Recently, I’ve bought the Raspberry Pi dual G2 motor HAT to control 2 motors. However, when I assemble and solder everything and test run with example.py only motor 2 will work while motor have no response. I’ve checked the GPIO pin that controls direction of both motor and they both have signal coming through. Please find attached video to see only LED for motor 2 light up. Could anyone please advise?


From your description, I suspect there might be some solder joints that are not making a good connection. It is hard to see your soldering clearly in your video, but it does look like some of them (including some associated with M1) are likely not wetting properly. Could you try reworking the solder joints and trying again? Adafruit’s Guide To Excellent Soldering has some good references for how solder joints should look and how to repair common problems.

If you still have the problem after reworking the solder joints, could you post some clear, close-up pictures of both sides of your motor driver board?


Thanks for replying Brandon, I’ll try that tomorrow.

Hi Brandon, I’ve applied tons more wetting to the pin and things do get better. However, there is a new issue coming up. When motor 1 run halfway to forward or reverse, it will stop midway and no more signal will be sent to the motor / LED of motor 1 won’t light up. Please find attached videos for reference, the first video shows the motor connect running for 1 sec and stopping halfway and won’t turn anymore. The second video shows it’s running in reverse but also stopping at mid way.

  1. IMG_5720 - video 1
  2. IMG_5721 - video 2
    Also, attaching my wetting for reference.

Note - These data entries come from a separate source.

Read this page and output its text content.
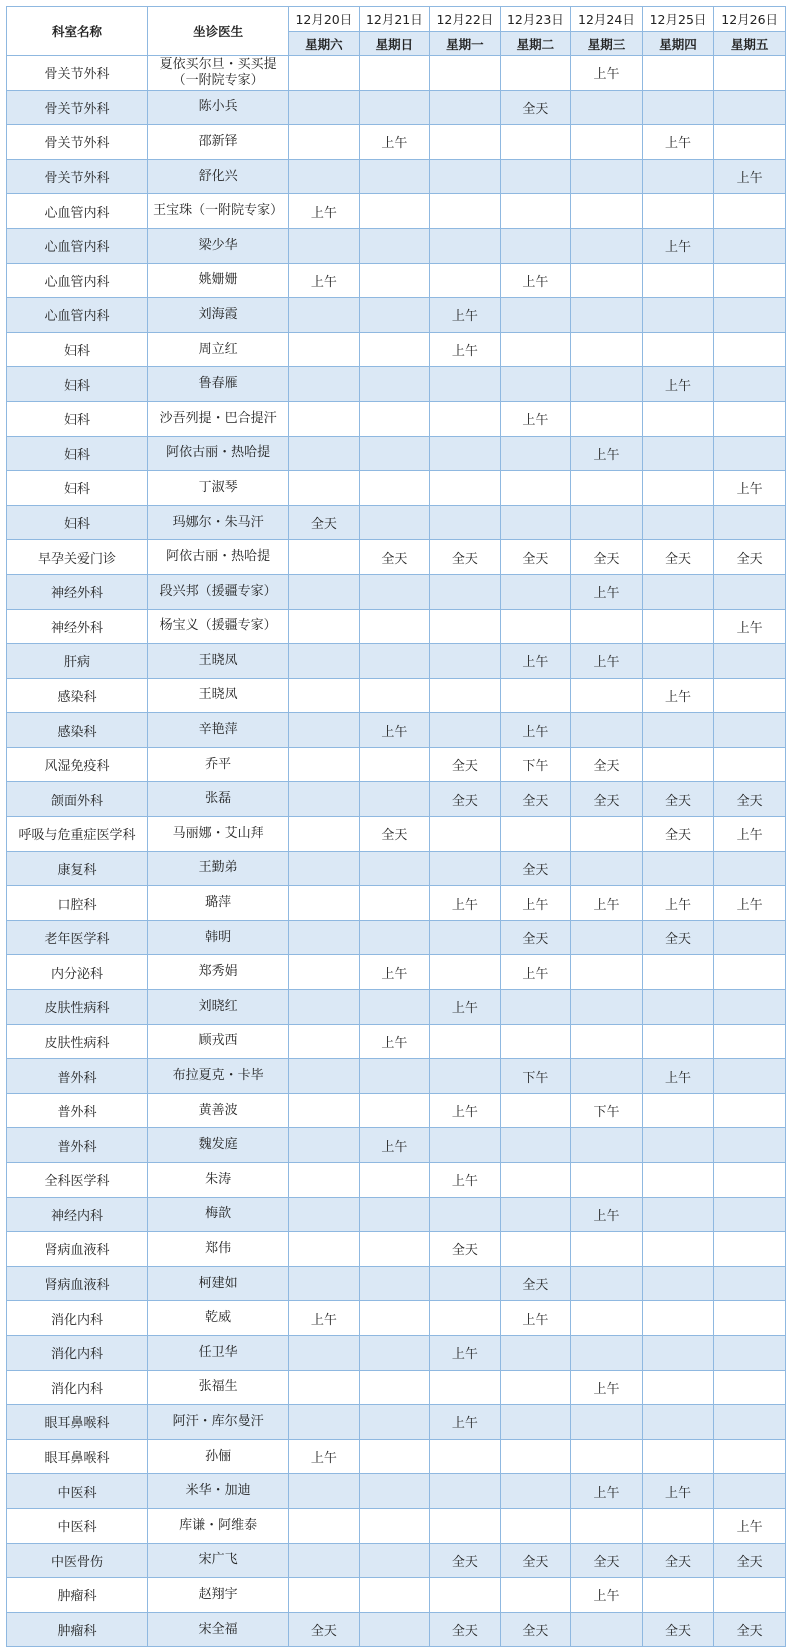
科室名称	坐诊医生	12月20日	12月21日	12月22日	12月23日	12月24日	12月25日	12月26日
		星期六	星期日	星期一	星期二	星期三	星期四	星期五
骨关节外科	夏依买尔旦・买买提（一附院专家）					上午		
骨关节外科	陈小兵				全天			
骨关节外科	邵新铎		上午				上午	
骨关节外科	舒化兴							上午
心血管内科	王宝珠（一附院专家）	上午						
心血管内科	梁少华						上午	
心血管内科	姚姗姗	上午			上午			
心血管内科	刘海霞			上午				
妇科	周立红			上午				
妇科	鲁春雁						上午	
妇科	沙吾列提・巴合提汗				上午			
妇科	阿依古丽・热哈提					上午		
妇科	丁淑琴							上午
妇科	玛娜尔・朱马汗	全天						
早孕关爱门诊	阿依古丽・热哈提		全天	全天	全天	全天	全天	全天
神经外科	段兴邦（援疆专家）					上午		
神经外科	杨宝义（援疆专家）							上午
肝病	王晓凤				上午	上午		
感染科	王晓凤						上午	
感染科	辛艳萍		上午		上午			
风湿免疫科	乔平			全天	下午	全天		
颌面外科	张磊			全天	全天	全天	全天	全天
呼吸与危重症医学科	马丽娜・艾山拜		全天				全天	上午
康复科	王勤弟				全天			
口腔科	璐萍			上午	上午	上午	上午	上午
老年医学科	韩明				全天		全天	
内分泌科	郑秀娟		上午		上午			
皮肤性病科	刘晓红			上午				
皮肤性病科	顾戎西		上午					
普外科	布拉夏克・卡毕				下午		上午	
普外科	黄善波			上午		下午		
普外科	魏发庭		上午					
全科医学科	朱涛			上午				
神经内科	梅歆					上午		
肾病血液科	郑伟			全天				
肾病血液科	柯建如				全天			
消化内科	乾威	上午			上午			
消化内科	任卫华			上午				
消化内科	张福生					上午		
眼耳鼻喉科	阿汗・库尔曼汗			上午				
眼耳鼻喉科	孙俪	上午						
中医科	米华・加迪					上午	上午	
中医科	库谦・阿维泰							上午
中医骨伤	宋广飞			全天	全天	全天	全天	全天
肿瘤科	赵翔宇					上午		
肿瘤科	宋全福	全天		全天	全天		全天	全天
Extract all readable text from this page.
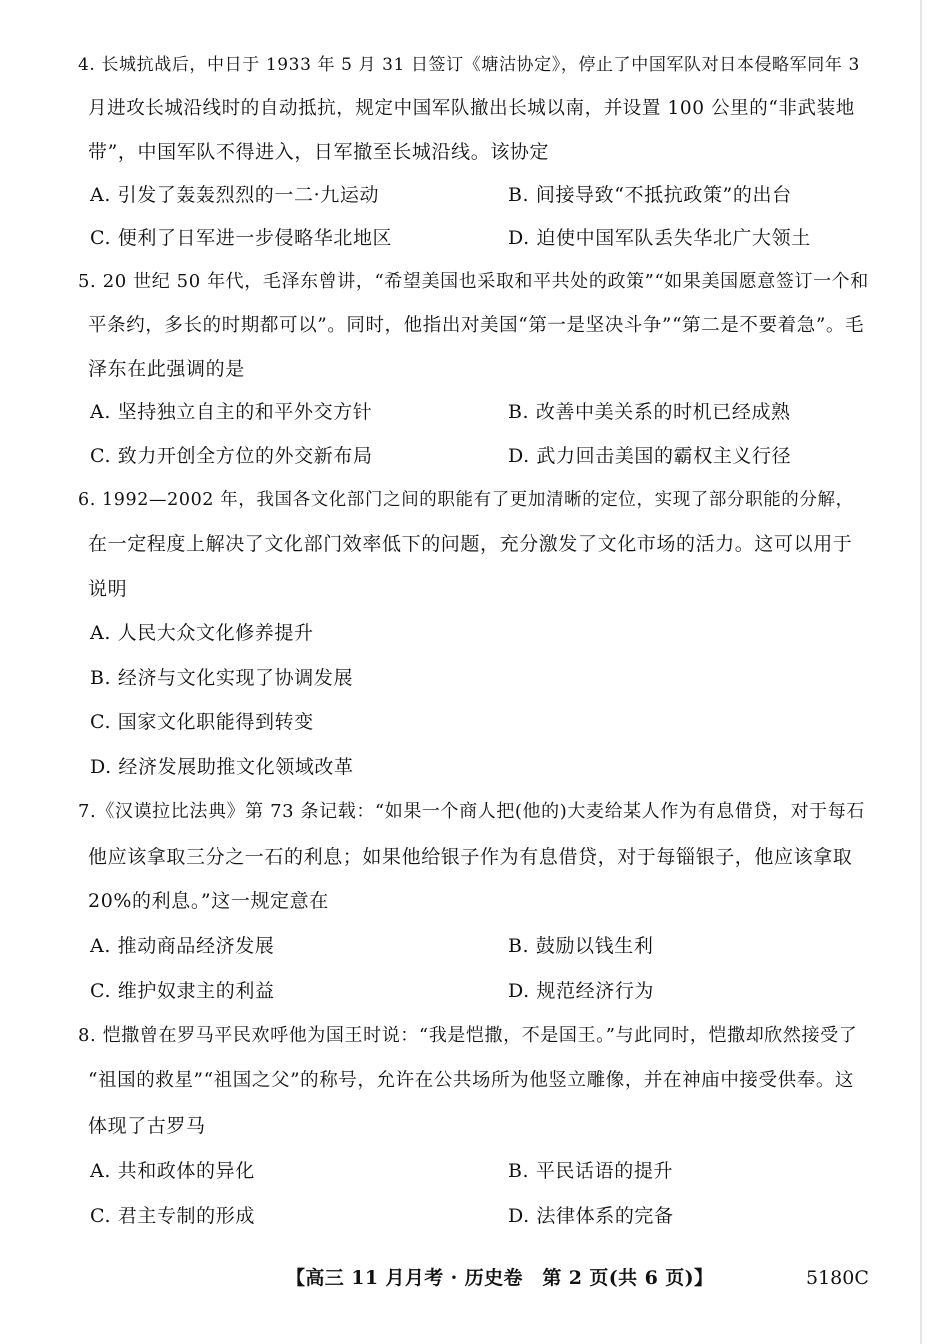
4. 长城抗战后，中日于 1933 年 5 月 31 日签订《塘沽协定》，停止了中国军队对日本侵略军同年 3
月进攻长城沿线时的自动抵抗，规定中国军队撤出长城以南，并设置 100 公里的“非武装地
带”，中国军队不得进入，日军撤至长城沿线。该协定
A. 引发了轰轰烈烈的一二·九运动	B. 间接导致“不抵抗政策”的出台
C. 便利了日军进一步侵略华北地区	D. 迫使中国军队丢失华北广大领土
5. 20 世纪 50 年代，毛泽东曾讲，“希望美国也采取和平共处的政策”“如果美国愿意签订一个和
平条约，多长的时期都可以”。同时，他指出对美国“第一是坚决斗争”“第二是不要着急”。毛
泽东在此强调的是
A. 坚持独立自主的和平外交方针	B. 改善中美关系的时机已经成熟
C. 致力开创全方位的外交新布局	D. 武力回击美国的霸权主义行径
6. 1992—2002 年，我国各文化部门之间的职能有了更加清晰的定位，实现了部分职能的分解，
在一定程度上解决了文化部门效率低下的问题，充分激发了文化市场的活力。这可以用于
说明
A. 人民大众文化修养提升
B. 经济与文化实现了协调发展
C. 国家文化职能得到转变
D. 经济发展助推文化领域改革
7.《汉谟拉比法典》第 73 条记载：“如果一个商人把(他的)大麦给某人作为有息借贷，对于每石
他应该拿取三分之一石的利息；如果他给银子作为有息借贷，对于每锱银子，他应该拿取
20%的利息。”这一规定意在
A. 推动商品经济发展	B. 鼓励以钱生利
C. 维护奴隶主的利益	D. 规范经济行为
8. 恺撒曾在罗马平民欢呼他为国王时说：“我是恺撒，不是国王。”与此同时，恺撒却欣然接受了
“祖国的救星”“祖国之父”的称号，允许在公共场所为他竖立雕像，并在神庙中接受供奉。这
体现了古罗马
A. 共和政体的异化	B. 平民话语的提升
C. 君主专制的形成	D. 法律体系的完备
【高三 11 月月考 · 历史卷　第 2 页(共 6 页)】	5180C
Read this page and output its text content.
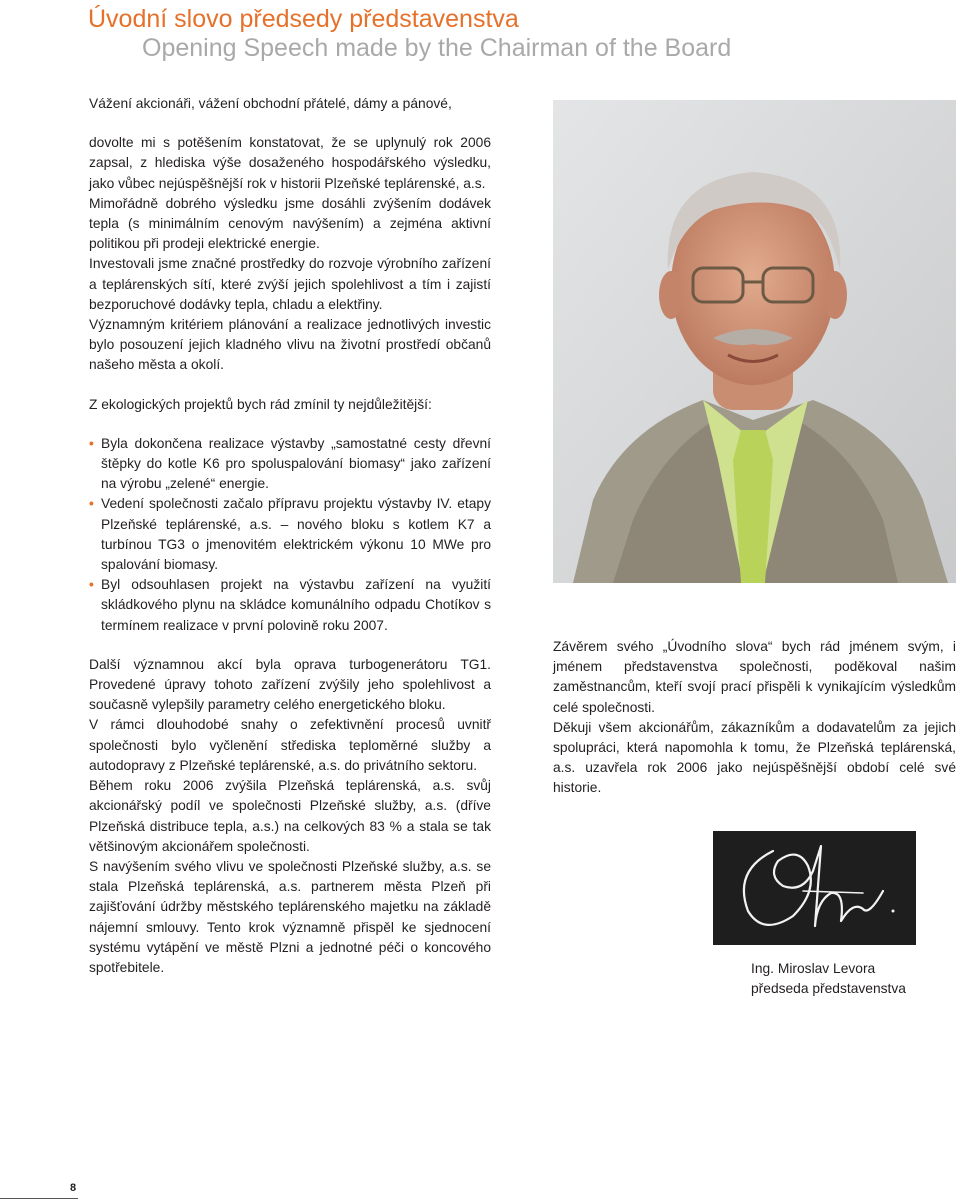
Úvodní slovo předsedy představenstva
Opening Speech made by the Chairman of the Board

Vážení akcionáři, vážení obchodní přátelé, dámy a pánové,

dovolte mi s potěšením konstatovat, že se uplynulý rok 2006 zapsal, z hlediska výše dosaženého hospodářského výsledku, jako vůbec nejúspěšnější rok v historii Plzeňské teplárenské, a.s.

Mimořádně dobrého výsledku jsme dosáhli zvýšením dodávek tepla (s minimálním cenovým navýšením) a zejména aktivní politikou při prodeji elektrické energie.

Investovali jsme značné prostředky do rozvoje výrobního zařízení a teplárenských sítí, které zvýší jejich spolehlivost a tím i zajistí bezporuchové dodávky tepla, chladu a elektřiny.

Významným kritériem plánování a realizace jednotlivých investic bylo posouzení jejich kladného vlivu na životní prostředí občanů našeho města a okolí.

Z ekologických projektů bych rád zmínil ty nejdůležitější:

• Byla dokončena realizace výstavby „samostatné cesty dřevní štěpky do kotle K6 pro spoluspalování biomasy“ jako zařízení na výrobu „zelené“ energie.
• Vedení společnosti začalo přípravu projektu výstavby IV. etapy Plzeňské teplárenské, a.s. – nového bloku s kotlem K7 a turbínou TG3 o jmenovitém elektrickém výkonu 10 MWe pro spalování biomasy.
• Byl odsouhlasen projekt na výstavbu zařízení na využití skládkového plynu na skládce komunálního odpadu Chotíkov s termínem realizace v první polovině roku 2007.

Další významnou akcí byla oprava turbogenerátoru TG1. Provedené úpravy tohoto zařízení zvýšily jeho spolehlivost a současně vylepšily parametry celého energetického bloku.

V rámci dlouhodobé snahy o zefektivnění procesů uvnitř společnosti bylo vyčlenění střediska teploměrné služby a autodopravy z Plzeňské teplárenské, a.s. do privátního sektoru.

Během roku 2006 zvýšila Plzeňská teplárenská, a.s. svůj akcionářský podíl ve společnosti Plzeňské služby, a.s. (dříve Plzeňská distribuce tepla, a.s.) na celkových 83 % a stala se tak většinovým akcionářem společnosti.

S navýšením svého vlivu ve společnosti Plzeňské služby, a.s. se stala Plzeňská teplárenská, a.s. partnerem města Plzeň při zajišťování údržby městského teplárenského majetku na základě nájemní smlouvy. Tento krok významně přispěl ke sjednocení systému vytápění ve městě Plzni a jednotné péči o koncového spotřebitele.

Závěrem svého „Úvodního slova“ bych rád jménem svým, i jménem představenstva společnosti, poděkoval našim zaměstnancům, kteří svojí prací přispěli k vynikajícím výsledkům celé společnosti.

Děkuji všem akcionářům, zákazníkům a dodavatelům za jejich spolupráci, která napomohla k tomu, že Plzeňská teplárenská, a.s. uzavřela rok 2006 jako nejúspěšnější období celé své historie.

Ing. Miroslav Levora
předseda představenstva
8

That is a strange behavior; however, it looks like you only reworked the soldering on the terminal blocks and not the 0.1" header pins, which still show some signs of improper wetting. Before troubleshooting any further, can you try reworking those pins, too? For reference, here is a picture with the pins I’m referring to circled in blue:


Thank you for your suggestions. I hate to say this but after resoldering the 0.1 pins, The issues are still the same. Attaching video and top and bottom of my HAT for reference:

If you switch the motor to M2, does the problem follow the motor?

I noticed in the previous video you posted without the motor connected, it looked like the motor red indicator LED for M1 was turning on before the green one. Are you running the unmodified example from our Python library for the Pololu Dual G2 High-Power Motor Drivers for Raspberry Pi or did you modify it in some way? If you are using that example, can you check to see if you are getting any driver fault messages?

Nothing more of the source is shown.